Mark Cueto today launched a vehement defence of England's off-field conduct and insisted there are no more skeletons in the closet.
England's progress to the Rugby World Cup quarter-finals has been scarred by two incidents which have led to questions about team discipline.
Martin Johnson defended the conduct of Mike Tindall and a group of players who enjoyed a drunken night out in Queenstown after England's victory over Argentina.
It emerged yesterday the England manager had angrily reprimanded James Haskell, Chris Ashton and Dylan Hartley for making lewd comments to a female staff member at their Dunedin hotel.
Cueto fired an angry broadside at what he perceived to be "horrendous" coverage of Tindall's now infamous night out in Queenstown.
But the Sale wing conceded the reaction had been a sobering lesson to the squad about the pressures of playing at a World Cup in New Zealand - and he stressed there had been no further incidents.
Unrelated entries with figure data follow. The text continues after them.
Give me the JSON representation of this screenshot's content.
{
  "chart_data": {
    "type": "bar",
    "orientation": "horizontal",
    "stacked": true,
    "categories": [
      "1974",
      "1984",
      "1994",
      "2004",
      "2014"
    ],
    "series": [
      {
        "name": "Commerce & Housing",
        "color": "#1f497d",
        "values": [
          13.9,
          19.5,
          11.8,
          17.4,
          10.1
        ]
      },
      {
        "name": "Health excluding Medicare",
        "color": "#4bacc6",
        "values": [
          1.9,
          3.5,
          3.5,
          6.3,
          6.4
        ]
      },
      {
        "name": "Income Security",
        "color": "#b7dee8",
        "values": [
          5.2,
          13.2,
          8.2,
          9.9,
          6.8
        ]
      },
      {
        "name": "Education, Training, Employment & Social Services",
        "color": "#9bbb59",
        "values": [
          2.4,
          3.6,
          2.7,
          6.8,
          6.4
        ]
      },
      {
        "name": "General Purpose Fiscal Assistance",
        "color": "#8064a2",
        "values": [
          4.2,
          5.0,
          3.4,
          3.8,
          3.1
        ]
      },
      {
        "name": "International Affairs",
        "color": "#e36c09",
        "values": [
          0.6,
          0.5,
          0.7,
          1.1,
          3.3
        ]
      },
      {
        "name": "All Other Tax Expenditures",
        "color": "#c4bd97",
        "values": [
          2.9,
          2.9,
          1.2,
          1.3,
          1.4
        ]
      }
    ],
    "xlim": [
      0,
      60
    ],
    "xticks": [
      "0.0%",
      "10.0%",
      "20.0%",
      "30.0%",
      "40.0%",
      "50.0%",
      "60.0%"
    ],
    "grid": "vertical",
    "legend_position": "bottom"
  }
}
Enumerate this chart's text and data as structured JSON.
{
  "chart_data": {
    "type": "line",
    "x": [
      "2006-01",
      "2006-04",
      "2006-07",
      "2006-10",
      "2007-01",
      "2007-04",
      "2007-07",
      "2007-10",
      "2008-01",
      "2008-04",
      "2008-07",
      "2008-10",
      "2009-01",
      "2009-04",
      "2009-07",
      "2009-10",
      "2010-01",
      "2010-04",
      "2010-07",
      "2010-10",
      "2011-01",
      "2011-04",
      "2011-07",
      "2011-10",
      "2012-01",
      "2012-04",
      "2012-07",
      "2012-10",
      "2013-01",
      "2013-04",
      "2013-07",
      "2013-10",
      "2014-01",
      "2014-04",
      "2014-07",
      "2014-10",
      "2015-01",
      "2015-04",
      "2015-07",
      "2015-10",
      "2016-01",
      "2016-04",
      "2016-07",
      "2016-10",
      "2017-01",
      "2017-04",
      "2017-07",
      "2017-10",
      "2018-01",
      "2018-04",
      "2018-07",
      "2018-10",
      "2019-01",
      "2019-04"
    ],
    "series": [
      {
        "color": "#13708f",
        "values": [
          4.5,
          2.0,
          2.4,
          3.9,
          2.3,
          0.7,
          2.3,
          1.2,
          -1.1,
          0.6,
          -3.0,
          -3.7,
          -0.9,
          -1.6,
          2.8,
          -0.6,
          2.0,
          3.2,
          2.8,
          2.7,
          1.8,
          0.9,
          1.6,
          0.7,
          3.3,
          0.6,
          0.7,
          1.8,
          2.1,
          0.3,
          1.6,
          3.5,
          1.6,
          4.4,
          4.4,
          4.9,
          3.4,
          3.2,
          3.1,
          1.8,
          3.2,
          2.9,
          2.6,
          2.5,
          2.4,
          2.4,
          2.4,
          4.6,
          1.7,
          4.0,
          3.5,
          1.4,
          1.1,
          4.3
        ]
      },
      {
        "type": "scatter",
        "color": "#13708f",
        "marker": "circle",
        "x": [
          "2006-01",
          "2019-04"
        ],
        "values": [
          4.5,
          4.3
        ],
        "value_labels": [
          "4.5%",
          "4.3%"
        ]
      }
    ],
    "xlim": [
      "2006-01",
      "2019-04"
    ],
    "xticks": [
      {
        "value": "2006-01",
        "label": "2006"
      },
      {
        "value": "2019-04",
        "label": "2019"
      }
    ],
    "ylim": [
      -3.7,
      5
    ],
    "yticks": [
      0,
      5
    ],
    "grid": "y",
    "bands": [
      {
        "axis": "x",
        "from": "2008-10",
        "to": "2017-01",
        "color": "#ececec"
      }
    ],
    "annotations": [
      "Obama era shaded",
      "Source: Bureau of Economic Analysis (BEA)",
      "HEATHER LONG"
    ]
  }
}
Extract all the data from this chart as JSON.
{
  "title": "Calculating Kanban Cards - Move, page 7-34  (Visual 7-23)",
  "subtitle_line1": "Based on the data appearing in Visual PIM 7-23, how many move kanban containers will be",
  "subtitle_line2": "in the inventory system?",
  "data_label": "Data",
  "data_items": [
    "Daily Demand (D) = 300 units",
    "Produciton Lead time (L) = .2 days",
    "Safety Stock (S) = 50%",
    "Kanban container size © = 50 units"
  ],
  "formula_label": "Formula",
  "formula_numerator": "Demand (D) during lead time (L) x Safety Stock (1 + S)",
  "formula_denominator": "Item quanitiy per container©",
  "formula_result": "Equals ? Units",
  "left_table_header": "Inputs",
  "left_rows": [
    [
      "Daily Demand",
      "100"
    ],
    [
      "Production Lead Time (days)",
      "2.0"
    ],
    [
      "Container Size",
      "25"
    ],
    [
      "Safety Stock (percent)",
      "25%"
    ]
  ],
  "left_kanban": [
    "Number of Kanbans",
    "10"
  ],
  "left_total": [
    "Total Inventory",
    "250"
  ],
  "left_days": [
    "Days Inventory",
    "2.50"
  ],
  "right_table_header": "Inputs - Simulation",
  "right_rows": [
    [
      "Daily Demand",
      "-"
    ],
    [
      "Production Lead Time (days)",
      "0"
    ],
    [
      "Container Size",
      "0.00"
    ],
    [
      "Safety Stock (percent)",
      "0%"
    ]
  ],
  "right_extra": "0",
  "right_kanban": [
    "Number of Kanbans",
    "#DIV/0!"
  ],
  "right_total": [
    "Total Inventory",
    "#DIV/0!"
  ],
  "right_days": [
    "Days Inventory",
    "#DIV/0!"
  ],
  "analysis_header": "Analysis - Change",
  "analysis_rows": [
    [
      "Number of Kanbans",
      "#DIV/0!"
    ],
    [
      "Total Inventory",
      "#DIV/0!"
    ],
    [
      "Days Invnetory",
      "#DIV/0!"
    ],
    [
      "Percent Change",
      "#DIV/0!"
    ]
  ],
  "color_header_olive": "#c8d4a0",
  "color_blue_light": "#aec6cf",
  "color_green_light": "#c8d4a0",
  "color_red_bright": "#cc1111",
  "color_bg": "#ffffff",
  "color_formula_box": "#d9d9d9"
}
"There have been a couple of things gone on and in another country they may have been nothing but in this country, with the goldfish bowl we are in, it is a big deal," said Cueto.
"Whether it is naive or not, sometimes you don't quite understand it until you get amongst it.
"Things have happened. We have learned from them. We have had to learn from them and we have improved our discipline off the field.
"I don't think standards have slipped. With the Tins thing, we are talking about a couple of guys going out for a few beers. What is wrong with that?
"If the boys can't go out and have a few beers then it is a sad world that we live in.
"It is a reality check that such a small thing can be made into such a massive deal.
"As a group of players we have spoken about it with and without the management. We know exactly where we are at now and I am sure there will be no more stories like that to come out."
Cueto missed England's final pool victory over Scotland but he is in line to start against France in
the quarter-final after Delon Armitage was today suspended for a dangerous tackle.
And he insisted the reaction to those off-field incidents would not distract England from the job at hand.
"I would have thought that would be pretty obvious. The bottom line is we are here to win the World Cup," Johnson said.